Sailer Druck schliesst nach 100 Jahren
Die Druckmaschinen und Gebäude wurde verkauft und das Haus geräumt. Der neue Eigentümer baute das Haus zu einem Hotelbetrieb um. Seit 100 Jahren für Sie da, lautet der Slogan auf dem Briefkopf der Sailer Druck GmbH. Nun schliesst die Traditionsfirma aber ihre Pforten. Per Ende August 2013 wird der Standort Winterthur aufgelöst. Broschüren, Poster, sogar Bücher wurden hier im Offsetverfahren produziert. In ersten Stock, direkt über dem Durchgang zur Obergasse, liefen die modernen, fast mannshohen Druckmaschinen. Grund für die Schliessung war 2011 der Tod ihres Eigentümers Rolf Schellenberg, der das Geschäft wenige Jahre zuvor von Stefan Sailer übernommen hatte. Er starb im Alter von nur 53 Jahren. Die Suche nach einem Nachfolger verlief erfolglos. Niemand wollte sich in der hart umkämpften Druckbranche mit seinem Vermögen engagieren. Ende August 2013 wurde bei Sailer die letzte Firmenbroschüre gedruckt. (Lb) Nun übernimmt die Schellenberg Druck aus Pfäffikon ZH die gesamte Produktion von Sailer Druck. Die 11 Angestellten und 4 Lernenden wurden übernommen. Der Besitzer von Schellenberg Druck, Oskar Schellenberg, ist ein Bruder des Verstorbenen Besitzers der Sailer Druck. Dieser Schritt war möglich, weil es in seiner Firma mehrere Abgänge zu ersetzen galt. Er will aber auch die soziale Verantwortung gegenüber seinem Bruder wahrnehmen. Der Name Sailer mit dem Regenbogen-Signet verschwindet nicht aus Winterthur.
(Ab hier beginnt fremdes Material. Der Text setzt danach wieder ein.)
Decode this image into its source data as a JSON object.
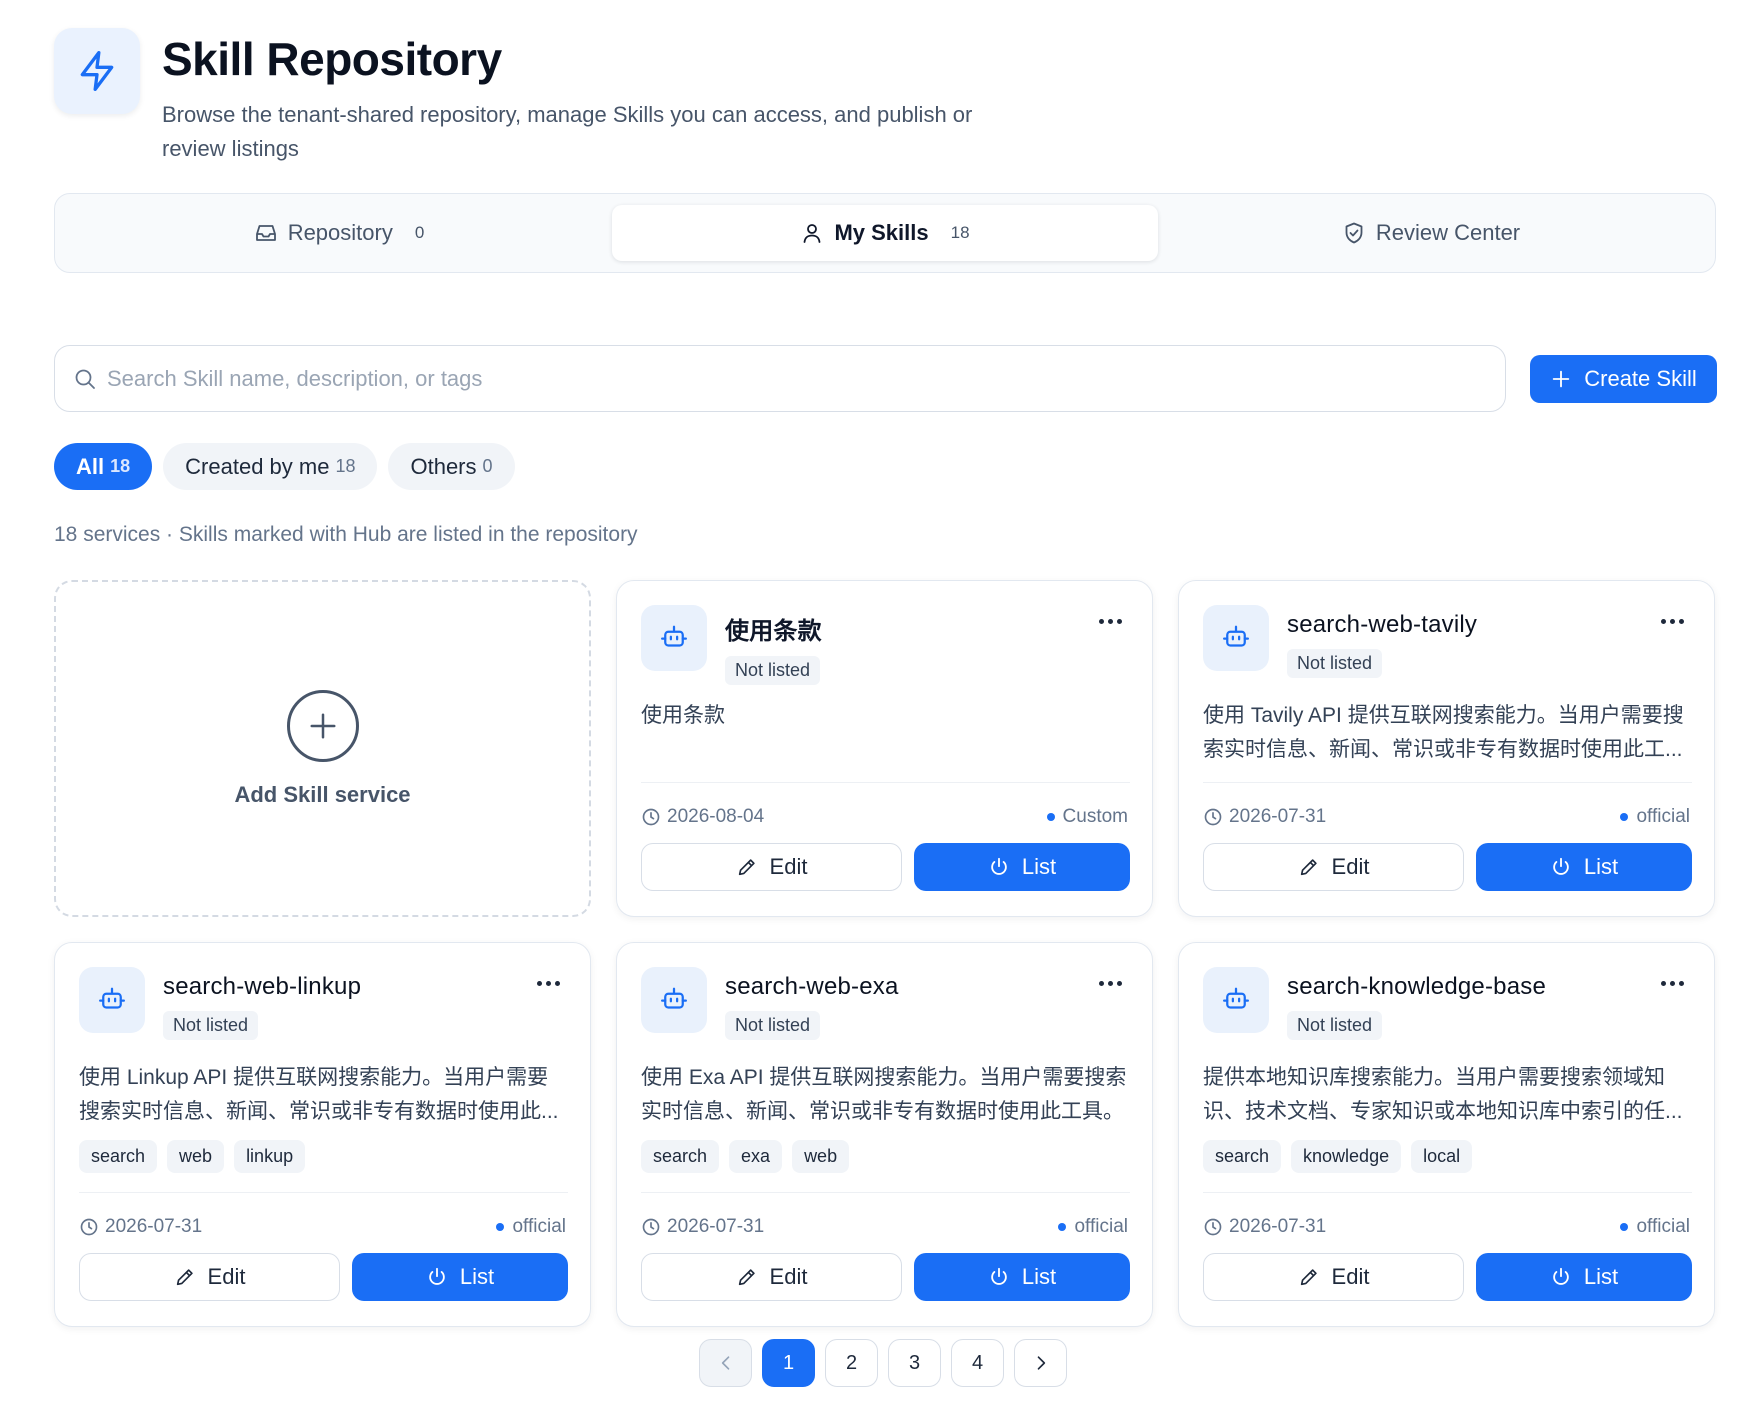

2012 wurde die Sailer Druck Medien GmbH gegründet. Ihr Firmendomizil befindet sich am der Thurgauerstrasse 2. In den ehemaligen Lokalitäten der Poststelle Geiselweid betreiben ehemalige Mitarbeiter der Sailer Druck eine Kleindruckerei und dienen als Annahmestelle für alle Druckaufträge, die sie an Schellenberg Druck in Pfäffikon ZH zur Verarbeitung weitergeben.
Hotel Plaza
2015 wurde das Haus Druckerei Sailer komplett umgebaut und ein Hotel und ein Restaurant eingerichtet. 31 Zimmer und Suiten sind auf vier Etagen vorhanden. Im Januar 2016 wurde es eröffnet. Der Hoteleingang liegt an der Obergasse, wo früher auch der Eingang zur Druckerei Sailer lag.
Zum Restaurant und zur Bar gelangt man direkt ab dem Trottoir von der Technikumstrasse her. Das Hotel kam sofort gut an und florierte. Das Restaurant hatte es schwieriger. Die nötige Anzahl Gäste, die für eine ausgeglichene Rechnung sorgen sollte, blieben aus. Nach einem Jahr wurde es geschlossen.
Etwas später zog ein Trade Center in die Restaurant-Räume ein. Das Konzept war bei Drinks an der Bar mit der Börse zu spekulieren. Mit Bildschirmen und Touchscreen waren die Räume zusätzlich ausgestattet. Die Idee, dass normale Menschen ohne Finanzhintergrund sich hier treffen, um bei einem Getränk Rohstoffe und Devisen handeln, scheitert auch hier. Im Juli 2018 schloss der Initiant Sehattin Kavsuk seinen Betrieb. Das Lokal steht zur Vermietung zur Verfügung.